You can see this for yourself with a kitchen faucet.
“When you turn on your faucet, there's a nice laminar stream that looks as if it's not moving at all, but then you try to decrease it more and more, and at some point, that becomes unstable and it starts to break into droplets,” Manikantan said.
The team’s hypothesis is that these aerosols are formed from saliva on the vocal cords. These membranes vibrate hundreds of times a second to create speech. Unlike water, saliva has elastic properties – it can stretch and return. As it stretches, it forms strings and then beads that could break into droplets.
Ristenpart and Manikantan contacted Daniel Cates, an otolaryngologist at the UC Davis School of Medicine, to use some of his equipment to look at the larynx.
“We showed up one day and put cameras up our noses, and it's amazing what you see,” Manikantan said. Using stroboscopic light to slow the apparent movement, they could see sheets and strings of fluid on the vocal cords. But are they forming into tiny droplets?

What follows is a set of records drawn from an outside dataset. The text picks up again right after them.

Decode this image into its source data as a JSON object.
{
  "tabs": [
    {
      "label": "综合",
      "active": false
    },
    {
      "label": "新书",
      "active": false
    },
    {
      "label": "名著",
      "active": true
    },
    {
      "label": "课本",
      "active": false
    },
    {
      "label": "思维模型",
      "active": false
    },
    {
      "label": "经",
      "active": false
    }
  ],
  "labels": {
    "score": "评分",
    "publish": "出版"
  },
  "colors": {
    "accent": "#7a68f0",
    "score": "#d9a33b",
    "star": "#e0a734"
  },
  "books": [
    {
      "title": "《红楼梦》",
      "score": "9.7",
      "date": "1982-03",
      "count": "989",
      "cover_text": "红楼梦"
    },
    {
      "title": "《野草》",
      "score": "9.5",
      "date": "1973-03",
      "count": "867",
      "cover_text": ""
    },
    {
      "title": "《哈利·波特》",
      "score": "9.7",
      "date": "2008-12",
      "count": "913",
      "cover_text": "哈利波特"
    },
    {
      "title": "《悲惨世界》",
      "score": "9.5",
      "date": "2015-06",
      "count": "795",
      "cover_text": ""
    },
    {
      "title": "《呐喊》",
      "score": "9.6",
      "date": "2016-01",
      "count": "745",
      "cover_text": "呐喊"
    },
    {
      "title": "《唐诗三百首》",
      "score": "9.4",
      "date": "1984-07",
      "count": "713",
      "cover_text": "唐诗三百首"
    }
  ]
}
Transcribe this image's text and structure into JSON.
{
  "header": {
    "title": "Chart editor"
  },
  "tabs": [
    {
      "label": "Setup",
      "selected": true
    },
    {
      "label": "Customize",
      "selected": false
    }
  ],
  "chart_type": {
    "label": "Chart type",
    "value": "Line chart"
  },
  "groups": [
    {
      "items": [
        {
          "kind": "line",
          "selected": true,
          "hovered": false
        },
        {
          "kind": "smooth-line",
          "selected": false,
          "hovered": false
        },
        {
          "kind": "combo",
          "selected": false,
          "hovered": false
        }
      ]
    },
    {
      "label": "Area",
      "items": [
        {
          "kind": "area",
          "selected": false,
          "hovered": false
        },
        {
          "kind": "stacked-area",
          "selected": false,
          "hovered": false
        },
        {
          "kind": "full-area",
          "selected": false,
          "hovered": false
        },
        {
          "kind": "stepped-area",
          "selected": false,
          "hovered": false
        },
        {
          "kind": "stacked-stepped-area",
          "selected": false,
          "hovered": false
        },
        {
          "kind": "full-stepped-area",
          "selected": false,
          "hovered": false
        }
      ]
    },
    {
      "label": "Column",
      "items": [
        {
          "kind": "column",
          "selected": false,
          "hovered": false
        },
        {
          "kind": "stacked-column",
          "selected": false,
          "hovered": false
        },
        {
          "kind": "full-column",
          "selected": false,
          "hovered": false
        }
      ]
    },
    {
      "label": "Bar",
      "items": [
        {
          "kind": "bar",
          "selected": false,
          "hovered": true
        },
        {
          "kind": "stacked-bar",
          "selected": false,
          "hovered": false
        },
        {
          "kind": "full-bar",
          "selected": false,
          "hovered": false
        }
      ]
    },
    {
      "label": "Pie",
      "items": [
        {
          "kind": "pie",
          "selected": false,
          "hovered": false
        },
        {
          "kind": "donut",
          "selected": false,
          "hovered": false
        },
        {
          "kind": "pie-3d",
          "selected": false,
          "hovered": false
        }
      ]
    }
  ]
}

That initial work led to a National Science Foundation grant, led by Ristenpart with Manikantan and Cates (now at UC San Diego) as co-principal investigators, to test the hypothesis that aerosol droplets are forming on the vocal cords. They will use fiber-optic cameras to image the vocal cords of volunteers while also measuring aerosols being exhaled and collecting saliva to measure their viscoelastic properties.
“People in the medical community have seen these salivary filaments, but they never thought beyond that. But for us, we know that those things have to make droplets,” Manikantan said. “These are very much candidates for what would be aerosols.”
The engineers are also building a model larynx. This consists of two plates, a few millimeters apart and wetted with volunteered saliva, sitting on a subwoofer that can vibrate them by a tiny but consistent amount at a few hundred cycles a second.
The team hopes to get insights into how these aerosols form and why some “super emitters” make so many more of them than other people.